In all, the song offers 10 to the power of 10 different combinations. All the raw material, of course, had to be written and recorded.

“It’s the most complex thing I’ve ever written,” Drexler says. “It took a year and a half, and at the end I was almost ill with having to accumulate all that information. Then imagine combining 100 verses with 10 singers. The programming was crazy.”

Drexler says “n,” which is free, has had several hundred thousand downloads since its launch last year. He has worked a combinatorial element into his stage show, inviting audience members to come onstage and build a song in real time on an iPad. Drexler memorizes all the different lines and does his best to deliver.

“People see the excitement of the challenge,” he says. “They understand that you’re taking a risk, and they follow you.”

This without-a-net exercise connects the structure of “n” with Drexler’s typical method, which involves writing songs at the last minute to suit the moment and place.

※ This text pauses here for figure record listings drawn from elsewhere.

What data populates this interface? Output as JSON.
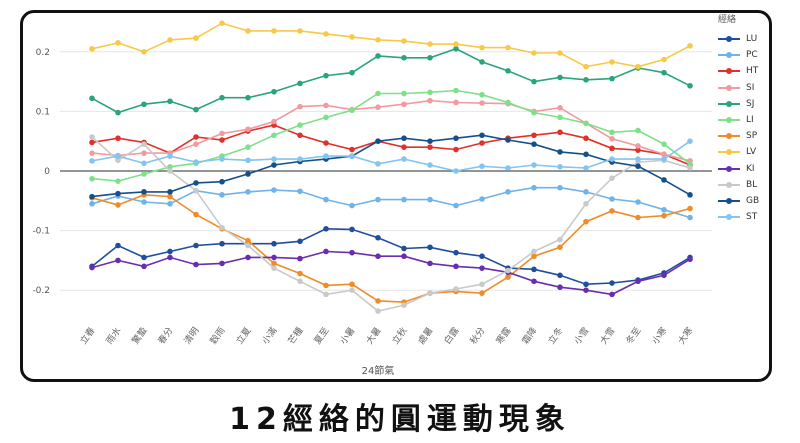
{
  "caption": "12經絡的圓運動現象",
  "chart_data": {
    "type": "line",
    "xlabel": "24節氣",
    "legend_title": "經絡",
    "ylim": [
      -0.25,
      0.25
    ],
    "y_ticks": [
      -0.2,
      -0.1,
      0,
      0.1,
      0.2
    ],
    "categories": [
      "立春",
      "雨水",
      "驚蟄",
      "春分",
      "清明",
      "穀雨",
      "立夏",
      "小滿",
      "芒種",
      "夏至",
      "小暑",
      "大暑",
      "立秋",
      "處暑",
      "白露",
      "秋分",
      "寒露",
      "霜降",
      "立冬",
      "小雪",
      "大雪",
      "冬至",
      "小寒",
      "大寒"
    ],
    "series": [
      {
        "name": "LU",
        "color": "#1f4e9c",
        "values": [
          -0.16,
          -0.125,
          -0.145,
          -0.135,
          -0.125,
          -0.122,
          -0.122,
          -0.122,
          -0.118,
          -0.097,
          -0.098,
          -0.112,
          -0.13,
          -0.128,
          -0.137,
          -0.143,
          -0.163,
          -0.165,
          -0.175,
          -0.19,
          -0.188,
          -0.183,
          -0.171,
          -0.145
        ]
      },
      {
        "name": "PC",
        "color": "#6fb3e8",
        "values": [
          -0.055,
          -0.042,
          -0.052,
          -0.055,
          -0.033,
          -0.04,
          -0.035,
          -0.032,
          -0.034,
          -0.048,
          -0.058,
          -0.048,
          -0.048,
          -0.048,
          -0.058,
          -0.047,
          -0.035,
          -0.028,
          -0.028,
          -0.035,
          -0.047,
          -0.052,
          -0.065,
          -0.078
        ]
      },
      {
        "name": "HT",
        "color": "#e0312a",
        "values": [
          0.048,
          0.055,
          0.048,
          0.03,
          0.057,
          0.052,
          0.067,
          0.077,
          0.06,
          0.047,
          0.036,
          0.05,
          0.04,
          0.04,
          0.036,
          0.047,
          0.055,
          0.06,
          0.065,
          0.055,
          0.038,
          0.035,
          0.028,
          0.01
        ]
      },
      {
        "name": "SI",
        "color": "#f29aa0",
        "values": [
          0.03,
          0.026,
          0.03,
          0.03,
          0.045,
          0.063,
          0.07,
          0.083,
          0.108,
          0.11,
          0.103,
          0.107,
          0.112,
          0.118,
          0.115,
          0.114,
          0.113,
          0.1,
          0.106,
          0.08,
          0.054,
          0.042,
          0.028,
          0.017
        ]
      },
      {
        "name": "SJ",
        "color": "#2aa57a",
        "values": [
          0.122,
          0.098,
          0.112,
          0.117,
          0.103,
          0.123,
          0.123,
          0.133,
          0.147,
          0.16,
          0.165,
          0.193,
          0.19,
          0.19,
          0.205,
          0.183,
          0.168,
          0.15,
          0.157,
          0.153,
          0.155,
          0.173,
          0.165,
          0.143
        ]
      },
      {
        "name": "LI",
        "color": "#7fe08a",
        "values": [
          -0.013,
          -0.017,
          -0.005,
          0.007,
          0.013,
          0.025,
          0.04,
          0.06,
          0.077,
          0.09,
          0.102,
          0.13,
          0.13,
          0.132,
          0.135,
          0.128,
          0.115,
          0.098,
          0.09,
          0.08,
          0.065,
          0.068,
          0.045,
          0.012
        ]
      },
      {
        "name": "SP",
        "color": "#f08c28",
        "values": [
          -0.045,
          -0.057,
          -0.04,
          -0.043,
          -0.073,
          -0.097,
          -0.117,
          -0.155,
          -0.172,
          -0.192,
          -0.19,
          -0.218,
          -0.22,
          -0.205,
          -0.202,
          -0.205,
          -0.178,
          -0.143,
          -0.128,
          -0.085,
          -0.067,
          -0.078,
          -0.075,
          -0.063
        ]
      },
      {
        "name": "LV",
        "color": "#f7c948",
        "values": [
          0.205,
          0.215,
          0.2,
          0.22,
          0.223,
          0.248,
          0.235,
          0.235,
          0.235,
          0.23,
          0.225,
          0.22,
          0.218,
          0.213,
          0.213,
          0.207,
          0.207,
          0.198,
          0.198,
          0.175,
          0.183,
          0.175,
          0.187,
          0.21
        ]
      },
      {
        "name": "KI",
        "color": "#6a2db0",
        "values": [
          -0.162,
          -0.15,
          -0.16,
          -0.145,
          -0.157,
          -0.155,
          -0.145,
          -0.145,
          -0.147,
          -0.135,
          -0.137,
          -0.143,
          -0.143,
          -0.155,
          -0.16,
          -0.163,
          -0.17,
          -0.185,
          -0.195,
          -0.2,
          -0.207,
          -0.185,
          -0.175,
          -0.148
        ]
      },
      {
        "name": "BL",
        "color": "#c9c9c9",
        "values": [
          0.057,
          0.018,
          0.045,
          0.0,
          -0.033,
          -0.095,
          -0.125,
          -0.163,
          -0.185,
          -0.207,
          -0.2,
          -0.235,
          -0.225,
          -0.205,
          -0.198,
          -0.19,
          -0.167,
          -0.135,
          -0.115,
          -0.055,
          -0.012,
          0.015,
          0.018,
          0.005
        ]
      },
      {
        "name": "GB",
        "color": "#15508c",
        "values": [
          -0.043,
          -0.038,
          -0.035,
          -0.035,
          -0.02,
          -0.018,
          -0.005,
          0.01,
          0.016,
          0.02,
          0.025,
          0.05,
          0.055,
          0.05,
          0.055,
          0.06,
          0.052,
          0.045,
          0.032,
          0.028,
          0.015,
          0.008,
          -0.015,
          -0.04
        ]
      },
      {
        "name": "ST",
        "color": "#84c4f0",
        "values": [
          0.017,
          0.025,
          0.013,
          0.025,
          0.015,
          0.02,
          0.018,
          0.02,
          0.02,
          0.025,
          0.025,
          0.012,
          0.02,
          0.01,
          0.0,
          0.008,
          0.005,
          0.01,
          0.007,
          0.005,
          0.02,
          0.02,
          0.02,
          0.05
        ]
      }
    ]
  }
}
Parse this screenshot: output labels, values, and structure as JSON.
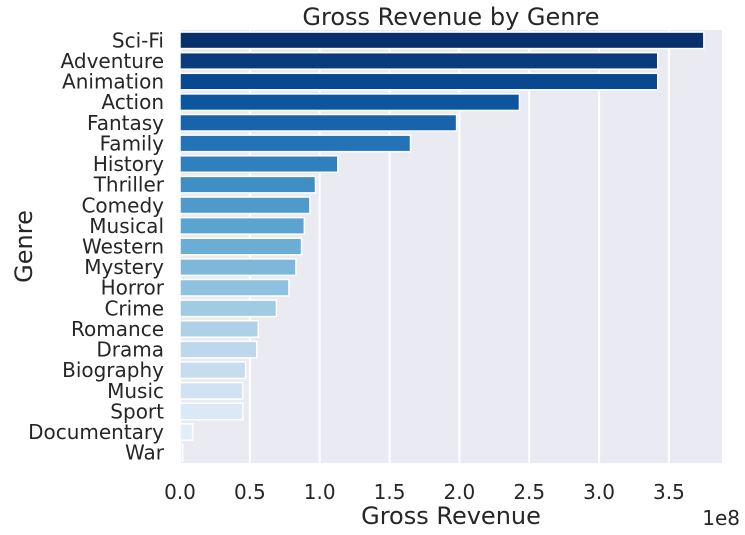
{
  "chart_data": {
    "type": "bar",
    "orientation": "horizontal",
    "title": "Gross Revenue by Genre",
    "xlabel": "Gross Revenue",
    "ylabel": "Genre",
    "x_scale_label": "1e8",
    "xlim": [
      0,
      3.88
    ],
    "x_ticks": [
      "0.0",
      "0.5",
      "1.0",
      "1.5",
      "2.0",
      "2.5",
      "3.0",
      "3.5"
    ],
    "grid": true,
    "palette": "Blues (reversed)",
    "categories": [
      "Sci-Fi",
      "Adventure",
      "Animation",
      "Action",
      "Fantasy",
      "Family",
      "History",
      "Thriller",
      "Comedy",
      "Musical",
      "Western",
      "Mystery",
      "Horror",
      "Crime",
      "Romance",
      "Drama",
      "Biography",
      "Music",
      "Sport",
      "Documentary",
      "War"
    ],
    "values": [
      3.75,
      3.42,
      3.42,
      2.43,
      1.98,
      1.65,
      1.13,
      0.97,
      0.93,
      0.89,
      0.87,
      0.83,
      0.78,
      0.69,
      0.56,
      0.55,
      0.47,
      0.45,
      0.45,
      0.09,
      0.02
    ],
    "colors": [
      "#08306b",
      "#083c7d",
      "#08488e",
      "#0c56a0",
      "#1764ab",
      "#2373b6",
      "#3080bd",
      "#3f8fc5",
      "#4e9acb",
      "#5ba3d0",
      "#6aaed6",
      "#7db8da",
      "#8fc2de",
      "#a0cbe2",
      "#afd1e7",
      "#bdd7ec",
      "#c8dcf0",
      "#d1e2f3",
      "#dbe9f6",
      "#e3eef9",
      "#eaf3fb"
    ]
  }
}
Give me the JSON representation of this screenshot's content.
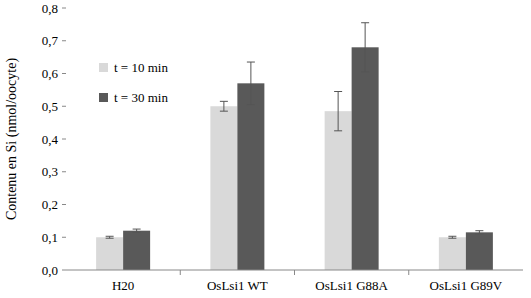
{
  "chart_data": {
    "type": "bar",
    "y_label": "Contenu en Si (nmol/oocyte)",
    "categories": [
      "H20",
      "OsLsi1 WT",
      "OsLsi1 G88A",
      "OsLsi1 G89V"
    ],
    "series": [
      {
        "name": "t = 10 min",
        "color": "#d9d9d9",
        "values": [
          0.1,
          0.5,
          0.485,
          0.1
        ],
        "errors": [
          0.003,
          0.015,
          0.06,
          0.003
        ]
      },
      {
        "name": "t = 30 min",
        "color": "#595959",
        "values": [
          0.12,
          0.57,
          0.68,
          0.115
        ],
        "errors": [
          0.005,
          0.065,
          0.075,
          0.005
        ]
      }
    ],
    "ylim": [
      0,
      0.8
    ],
    "yticks": [
      {
        "value": 0,
        "label": "0,0"
      },
      {
        "value": 0.1,
        "label": "0,1"
      },
      {
        "value": 0.2,
        "label": "0,2"
      },
      {
        "value": 0.3,
        "label": "0,3"
      },
      {
        "value": 0.4,
        "label": "0,4"
      },
      {
        "value": 0.5,
        "label": "0,5"
      },
      {
        "value": 0.6,
        "label": "0,6"
      },
      {
        "value": 0.7,
        "label": "0,7"
      },
      {
        "value": 0.8,
        "label": "0,8"
      }
    ],
    "grid": false,
    "legend": "upper left"
  }
}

“Whenever I give a concert I write until the last minute, almost with one foot on the stage,” he says. “Then I improvise on stage with a basic chord structure. That has always happened with songs — they’re a form of transmitting news and stories. John Lennon used to write songs for demonstrations. It’s the power of now.”

From someone who only recently bemoaned the short attention spans and screen-dependence of our time, Drexler has become quite the technology buff, with his fondness for Twitter and his app-developer cred.

But there are limits. For one, he’s happy to be working on a new album again. “I want to do something immediate,” he says, “not work on infinite variations of one song.”

Drexler says he appreciates new technology most when it enables and expands what a song can achieve: immediacy, connection, and poetic expression that works within, and indeed thrives on, time and structure constraints.

“The song is a short genre,” he says. “And it’s meant to be understood by a big number of people. If you’ve ever written a chorus, you’re pretty well trained for Twitter.”

What he won’t do, in either song or social media, is just issue superficial comments or blather on about banal events in his day.

“I’m looking for beauty, and to offer beauty,” he says. “Of course, I too would love to know what Leonard Cohen is having for breakfast. But I would be very disappointed if he told me without beauty.”